The Human Toll Of Gentrification

Mary Flores recalls happier times during her 38 years at Mission Trails mobile home park. Only a handful of families remain there now. - Adriana Ruiz
Adriana Ruiz
Mary Flores recalls happier times during her 38 years at Mission Trails mobile home park. Only a handful of families remain there now.

On a dreary Wednesday morning last week, an off-duty Bexar County sheriff's deputy with a steaming mug of coffee stood guard at the entrance of Mission Trails Mobile Home Community in San Antonio's south side.

Behind him, uneven streets full of water-filled potholes snaked through overgrown grass that hugged dilapidated trails with bright orange and blue X's spray-painted on failing trailer frames.

Back in the corner at Lot 90, three cars were parked next to Margarita Flores' residence, a mobile home with red trim and Christmas lights surrounded by plants. A trailer full of belongings sat in the front yard, waiting to be hitched to a truck.

Flores, who has lived at the property for 11 years, has to move out by the end of the month to make way for a $75 million luxury apartment complex that City Council approved amid controversy last May.

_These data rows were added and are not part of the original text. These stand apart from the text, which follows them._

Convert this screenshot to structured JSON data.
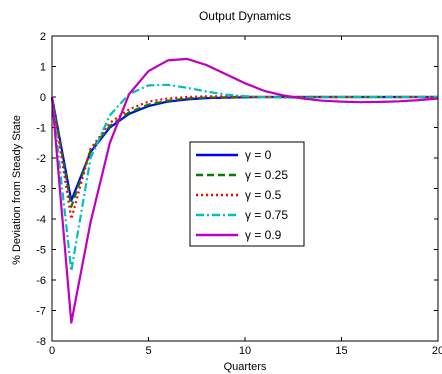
{
  "chart_data": {
    "type": "line",
    "title": "Output Dynamics",
    "xlabel": "Quarters",
    "ylabel": "% Deviation from Steady State",
    "xlim": [
      0,
      20
    ],
    "ylim": [
      -8,
      2
    ],
    "xticks": [
      0,
      5,
      10,
      15,
      20
    ],
    "yticks": [
      2,
      1,
      0,
      -1,
      -2,
      -3,
      -4,
      -5,
      -6,
      -7,
      -8
    ],
    "grid": false,
    "legend_position": "center",
    "x": [
      0,
      1,
      2,
      3,
      4,
      5,
      6,
      7,
      8,
      9,
      10,
      11,
      12,
      13,
      14,
      15,
      16,
      17,
      18,
      19,
      20
    ],
    "series": [
      {
        "name": "γ = 0",
        "color": "#0000ff",
        "style": "solid",
        "values": [
          0,
          -3.4,
          -1.8,
          -1.0,
          -0.55,
          -0.3,
          -0.15,
          -0.08,
          -0.04,
          -0.02,
          -0.01,
          0,
          0,
          0,
          0,
          0,
          0,
          0,
          0,
          0,
          0
        ]
      },
      {
        "name": "γ = 0.25",
        "color": "#007f00",
        "style": "dashed",
        "values": [
          0,
          -3.6,
          -1.75,
          -0.95,
          -0.5,
          -0.25,
          -0.12,
          -0.05,
          -0.02,
          -0.01,
          0,
          0,
          0,
          0,
          0,
          0,
          0,
          0,
          0,
          0,
          0
        ]
      },
      {
        "name": "γ = 0.5",
        "color": "#ff0000",
        "style": "dotted",
        "values": [
          0,
          -4.0,
          -1.7,
          -0.85,
          -0.4,
          -0.15,
          -0.05,
          0.0,
          0.02,
          0.02,
          0.01,
          0,
          0,
          0,
          0,
          0,
          0,
          0,
          0,
          0,
          0
        ]
      },
      {
        "name": "γ = 0.75",
        "color": "#00bfbf",
        "style": "dashdot",
        "values": [
          0,
          -5.7,
          -2.0,
          -0.6,
          0.1,
          0.38,
          0.4,
          0.3,
          0.18,
          0.08,
          0.03,
          0,
          -0.02,
          -0.02,
          -0.01,
          0,
          0,
          0,
          0,
          0,
          0
        ]
      },
      {
        "name": "γ = 0.9",
        "color": "#bf00bf",
        "style": "solid",
        "values": [
          0,
          -7.4,
          -4.1,
          -1.5,
          0.1,
          0.85,
          1.2,
          1.25,
          1.05,
          0.75,
          0.45,
          0.2,
          0.05,
          -0.05,
          -0.12,
          -0.15,
          -0.17,
          -0.16,
          -0.14,
          -0.1,
          -0.05
        ]
      }
    ]
  }
}
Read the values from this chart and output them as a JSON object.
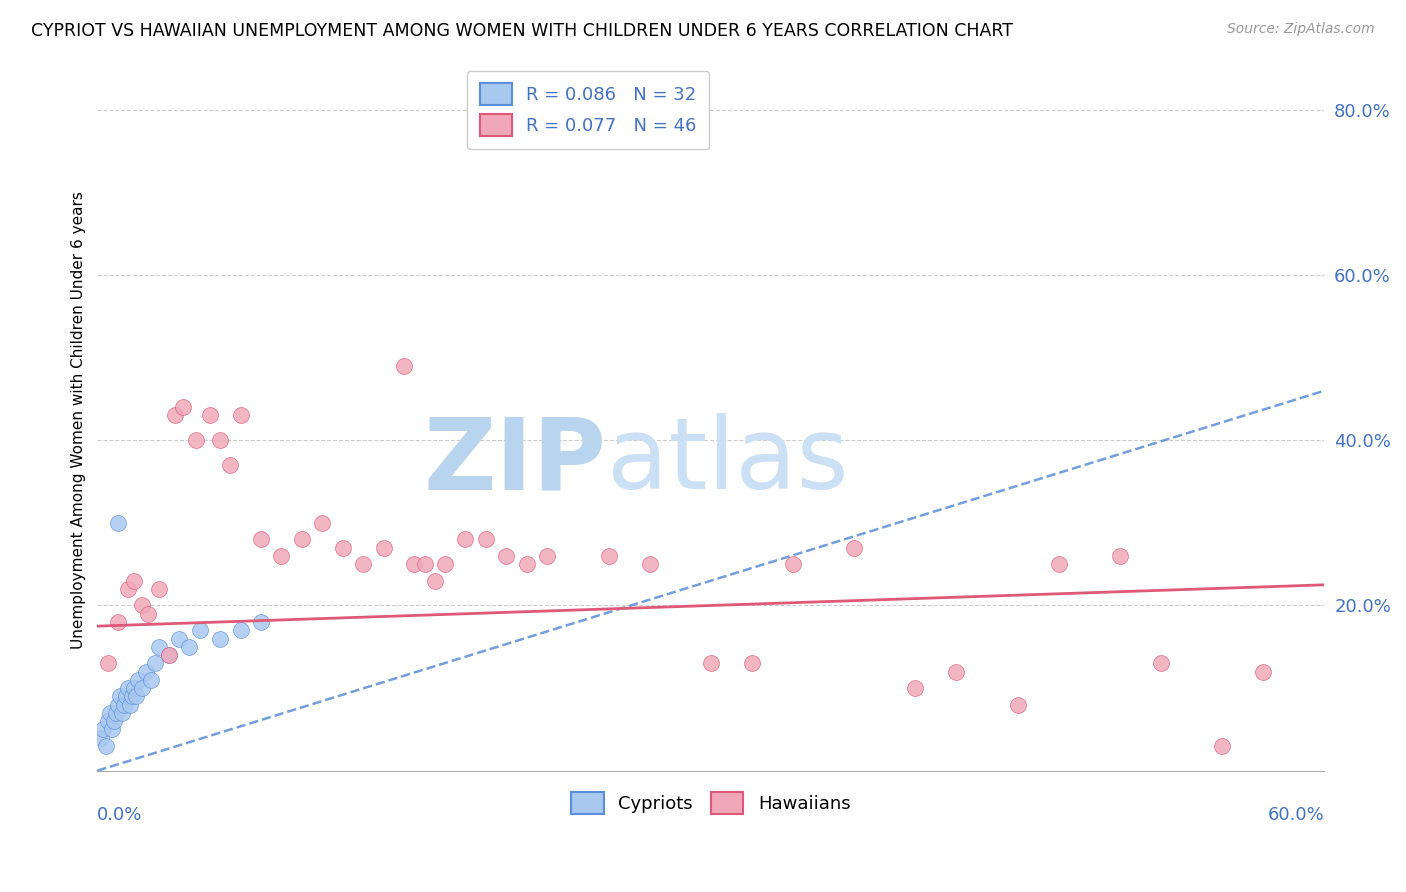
{
  "title": "CYPRIOT VS HAWAIIAN UNEMPLOYMENT AMONG WOMEN WITH CHILDREN UNDER 6 YEARS CORRELATION CHART",
  "source": "Source: ZipAtlas.com",
  "ylabel": "Unemployment Among Women with Children Under 6 years",
  "xmin": 0.0,
  "xmax": 0.6,
  "ymin": 0.0,
  "ymax": 0.85,
  "cypriot_color": "#a8c8f0",
  "hawaiian_color": "#f0a8b8",
  "cypriot_line_color": "#5b8dd9",
  "hawaiian_line_color": "#e05878",
  "watermark_zip_color": "#c8dff0",
  "watermark_atlas_color": "#d8e8f8",
  "background_color": "#ffffff",
  "cypriot_trend_start_y": 0.0,
  "cypriot_trend_end_y": 0.46,
  "hawaiian_trend_start_y": 0.175,
  "hawaiian_trend_end_y": 0.225,
  "cypriot_x": [
    0.002,
    0.003,
    0.004,
    0.005,
    0.006,
    0.007,
    0.008,
    0.009,
    0.01,
    0.011,
    0.012,
    0.013,
    0.014,
    0.015,
    0.016,
    0.017,
    0.018,
    0.019,
    0.02,
    0.022,
    0.024,
    0.026,
    0.028,
    0.03,
    0.035,
    0.04,
    0.045,
    0.05,
    0.06,
    0.07,
    0.08,
    0.01
  ],
  "cypriot_y": [
    0.04,
    0.05,
    0.03,
    0.06,
    0.07,
    0.05,
    0.06,
    0.07,
    0.08,
    0.09,
    0.07,
    0.08,
    0.09,
    0.1,
    0.08,
    0.09,
    0.1,
    0.09,
    0.11,
    0.1,
    0.12,
    0.11,
    0.13,
    0.15,
    0.14,
    0.16,
    0.15,
    0.17,
    0.16,
    0.17,
    0.18,
    0.3
  ],
  "hawaiian_x": [
    0.005,
    0.01,
    0.015,
    0.018,
    0.022,
    0.025,
    0.03,
    0.035,
    0.038,
    0.042,
    0.048,
    0.055,
    0.06,
    0.065,
    0.07,
    0.08,
    0.09,
    0.1,
    0.11,
    0.12,
    0.13,
    0.14,
    0.15,
    0.155,
    0.16,
    0.165,
    0.17,
    0.18,
    0.19,
    0.2,
    0.21,
    0.22,
    0.25,
    0.27,
    0.3,
    0.32,
    0.34,
    0.37,
    0.4,
    0.42,
    0.45,
    0.47,
    0.5,
    0.52,
    0.55,
    0.57
  ],
  "hawaiian_y": [
    0.13,
    0.18,
    0.22,
    0.23,
    0.2,
    0.19,
    0.22,
    0.14,
    0.43,
    0.44,
    0.4,
    0.43,
    0.4,
    0.37,
    0.43,
    0.28,
    0.26,
    0.28,
    0.3,
    0.27,
    0.25,
    0.27,
    0.49,
    0.25,
    0.25,
    0.23,
    0.25,
    0.28,
    0.28,
    0.26,
    0.25,
    0.26,
    0.26,
    0.25,
    0.13,
    0.13,
    0.25,
    0.27,
    0.1,
    0.12,
    0.08,
    0.25,
    0.26,
    0.13,
    0.03,
    0.12
  ]
}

The vote displaced around 300 people.

"We don't have another option, so I found a lot on some land," Flores said, choking back tears.

She's planning to move just outside San Antonio, to a lot without basic utilities. Flores said Rebecca Viagran, who represents her district on the council, promised to help but didn't follow through.

Viagran did not respond to requests for comment.

Flores — along with three other remaining families in the mobile home park — didn't accept developer White-Conlee's original deal of roughly $7,500 each to move out by January 1. Instead, the developer will give them up to $5,600 and the landlord agreed to waive late rent and fees.

For Liseila Bonilla, a 12-year resident of the park, that amount just doesn't cut it. She and her husband, along with their five children, are looking to rent on the outskirts of town, but they are struggling, and she is fearful.

In the next couple of weeks, Bonilla and her husband must decide to either attempt to move their trailer or rent an apartment.

"If our trailer breaks, then we are going to be homeless. We're only going with what very little we have, which is only two months of rent and deposit," Bonilla said, as her toddler played in her lap.

Either way, Bonilla said her children will be ripped away from their schools, her son will be far away from college, and her husband will have a long trek to work.

"So it's a loss. Now we have to pay all these costs that we don't have money for," Bonilla said.

It's a similar tale of woe for neighbor Oneyda Perez, a six-year resident of Mission Trails, who noted that San Antonio city leaders cast her aside like garbage. She, too, is moving to the city's outskirts.

"Now it's more difficult for me because there are a lot of other costs coming and also lots of work," said Perez, who works as a kitchen assistant at a nearby restaurant. "Here in the city is where I have all my work, so it's going to be more difficult to start again."

Mary Flores — no relation to Margarita Flores — lived in Mission Trails for 38 years. She's now retired and has found a lot for her trailer outside of San Antonio.

"I've been working since I was 12 years old. I got my job, got married, had a family and held down two jobs at a time when I needed to," Mary Flores said. "I'm not afraid of work. I'm retired and I deserve that. These are my golden years. I should be enjoying them and not have to struggle."


When cities decide to revitalize places deemed as economically struggling, city leadership works with developers and low-income residents are often pushed out. This is called gentrification, said William Dupont, who directs the Center for Cultural Sustainability at the University of Texas at San Antonio.

"Really, it's just a process where real estate development in an area brings value up so existing residents are incentivized to sell out or can't afford the rent," Dupont said. "And it can break up the community and change it into something else."

Some deem this change as progress — gentrification can have positive results, but not always without severe consequences.

"And in the Missions Historic District, the negative effects are potentially serious not only for the displaced residents, but all of San Antonio," Dupont said.

That's because the Mission compounds are a contender for United Nations' World Heritage site designation. If granted, the Missions would become the first such site in Texas and 22nd in the country.

"A key element of value is, in part, based on who residents are in San Antonio," according to Dupont. "In terms of World Heritage, making a place truly outstanding has a lot to do with people who live in and around existing historic places," Dupont said.

San Antonio leaders need to stem the tide of gentrification's negative aspects in the Mission Historic District, he warned.

"There's great infrastructure, great heritage and people want to develop. That's all really good, but it has to be done in a way that allows existing residents to be part of the equation," Dupont said.

That was not apparently the city's approach in the historic district. Actually, its intervention drove locals out.